Recipe Highlight: Classic Victoria Sponge
But I think that a homemade cake is a lovely way of spoiling someone, perfection is not necessary!
So a classic Victoria sponge is my bake for any occasion this year.
Here is the recipe, have a go, you definitely won’t regret it – you can pop any of your favourite jams in the middle to suit your mother’s (or your) taste!
You could use buttercream in the middle to pre-prepare ahead of time if you wish – I’ll be using fresh cream, mixed with vanilla pods and castor sugar – delicious!
Pre-heat the oven to 180c
Grease and line a cake tin ready for the cake batter.
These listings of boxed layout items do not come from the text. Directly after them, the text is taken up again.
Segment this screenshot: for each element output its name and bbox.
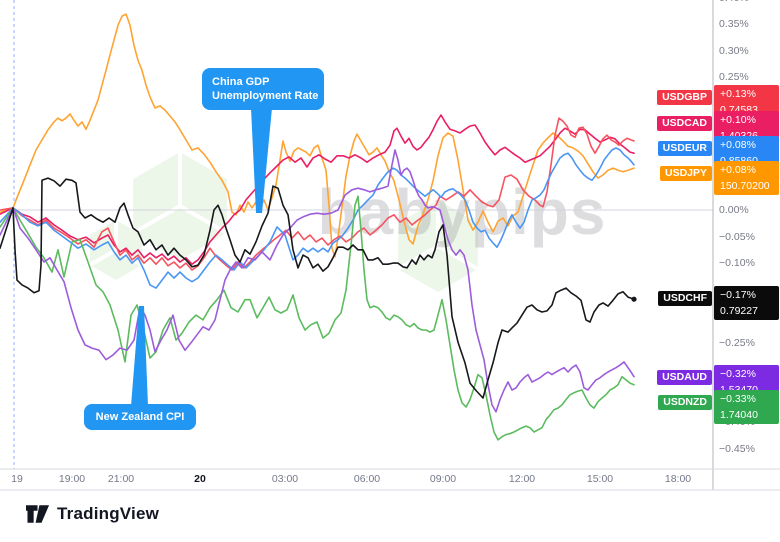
last-price-value: 0.79227: [720, 305, 758, 317]
price-axis-tick-label: 0.35%: [719, 18, 749, 31]
price-label-usdchf[interactable]: −0.17% 0.79227: [714, 286, 779, 320]
symbol-tag-usdchf[interactable]: USDCHF: [658, 290, 712, 306]
series-usdgbp-line[interactable]: [0, 117, 635, 271]
tradingview-logo[interactable]: TradingView: [26, 503, 159, 525]
symbol-tag-usdcad[interactable]: USDCAD: [657, 115, 712, 131]
change-percent-value: −0.17%: [720, 289, 756, 301]
series-usdchf-last-value-dot: [631, 296, 637, 302]
symbol-tag-usdjpy[interactable]: USDJPY: [659, 165, 712, 181]
change-percent-value: +0.08%: [720, 139, 756, 151]
china-gdp-callout-stem: [251, 108, 272, 213]
time-axis-tick-label: 20: [194, 473, 206, 485]
event-callout-china-gdp[interactable]: China GDP Unemployment Rate: [202, 68, 324, 110]
event-callout-nz-cpi[interactable]: New Zealand CPI: [84, 404, 196, 430]
time-axis-tick-label: 19: [11, 473, 23, 485]
last-price-value: 150.70200: [720, 180, 770, 192]
callout-line: Unemployment Rate: [212, 90, 319, 102]
series-usdaud-line[interactable]: [0, 149, 635, 413]
symbol-tag-usdnzd[interactable]: USDNZD: [658, 394, 712, 410]
time-axis-tick-label: 12:00: [508, 473, 536, 485]
last-price-value: 1.74040: [720, 409, 758, 421]
symbol-tag-usdeur[interactable]: USDEUR: [657, 140, 712, 156]
change-percent-value: −0.32%: [720, 368, 756, 380]
series-usdcad-line[interactable]: [0, 114, 635, 266]
series-usdeur-line[interactable]: [0, 147, 635, 289]
change-percent-value: +0.13%: [720, 88, 756, 100]
callout-line: China GDP: [212, 76, 270, 88]
price-axis-tick-label: 0.00%: [719, 204, 749, 216]
price-axis-tick-label: −0.25%: [719, 336, 755, 349]
price-axis-tick-label: 0.40%: [719, 0, 777, 5]
price-label-usdnzd[interactable]: −0.33% 1.74040: [714, 390, 779, 424]
change-percent-value: +0.10%: [720, 114, 756, 126]
symbol-tag-usdaud[interactable]: USDAUD: [657, 369, 712, 385]
symbol-tag-usdgbp[interactable]: USDGBP: [657, 89, 712, 105]
price-label-usdjpy[interactable]: +0.08% 150.70200: [714, 161, 779, 195]
price-axis-tick-label: −0.45%: [719, 442, 755, 455]
price-axis-tick-label: 0.30%: [719, 44, 749, 57]
series-usdnzd-line[interactable]: [0, 195, 635, 441]
price-axis-tick-label: 0.25%: [719, 71, 749, 84]
series-usdchf-line[interactable]: [0, 177, 635, 399]
price-axis-tick-label: −0.05%: [719, 230, 755, 243]
time-axis-tick-label: 18:00: [664, 473, 692, 485]
tradingview-logo-text: TradingView: [57, 504, 160, 523]
callout-line: New Zealand CPI: [95, 411, 185, 423]
time-axis-tick-label: 03:00: [271, 473, 299, 485]
time-axis-tick-label: 15:00: [586, 473, 614, 485]
time-axis-tick-label: 06:00: [353, 473, 381, 485]
time-axis-tick-label: 21:00: [107, 473, 135, 485]
nz-cpi-callout-stem: [131, 306, 148, 406]
series-usdjpy-line[interactable]: [0, 13, 635, 258]
babypips-watermark-text: babypips: [318, 176, 607, 248]
hexagon-inner-line: [89, 248, 117, 267]
price-axis-tick-label: −0.10%: [719, 257, 755, 270]
tradingview-logo-icon: [26, 505, 50, 523]
time-axis-tick-label: 19:00: [58, 473, 86, 485]
time-axis-tick-label: 09:00: [429, 473, 457, 485]
change-percent-value: −0.33%: [720, 393, 756, 405]
change-percent-value: +0.08%: [720, 164, 756, 176]
hexagon-inner-line: [436, 244, 479, 271]
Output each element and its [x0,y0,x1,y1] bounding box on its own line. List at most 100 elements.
- 250g unsalted butter (at room temperature) plus extra for greasing
- 250g golden caster sugar
- 4 large free-range eggs
- 250g self raising flour, plus extra for dusting
For the filling
- 1/2 a vanilla pod
- 1 lemon
- 1 tablespoon of icing sugar, plus extra for dusting
- 100ml double cream
- Jam of your choice (I love apricot or strawberry!)
- Beat the butter and sugar together until light and fluffy – you can do this by hand or in a food processor
- One-by-one, beat in the eggs then sift the flour and fold through. Split the vanilla pod lengthways, then scrape out the seeds and add to the mixture
- Divide the mixture between the prepared tins and spread out evenly. Bake for 45 minutes or until golden, risen and an inserted skewer comes out clean
- Leave to cool slightly in the tins, then transfer to a wire rack to cool completely
- Finely grate lemon zest into a bowl, add icing sugar and cream, then whisk into soft peaks
- To assemble, spread an even layer of jam over one of the cakes, followed by a layer of the lemon cream, then dot raspberries over the top. Sandwich the second cake on top, dust with icing sugar, then serve on a beautiful plate or cake stand.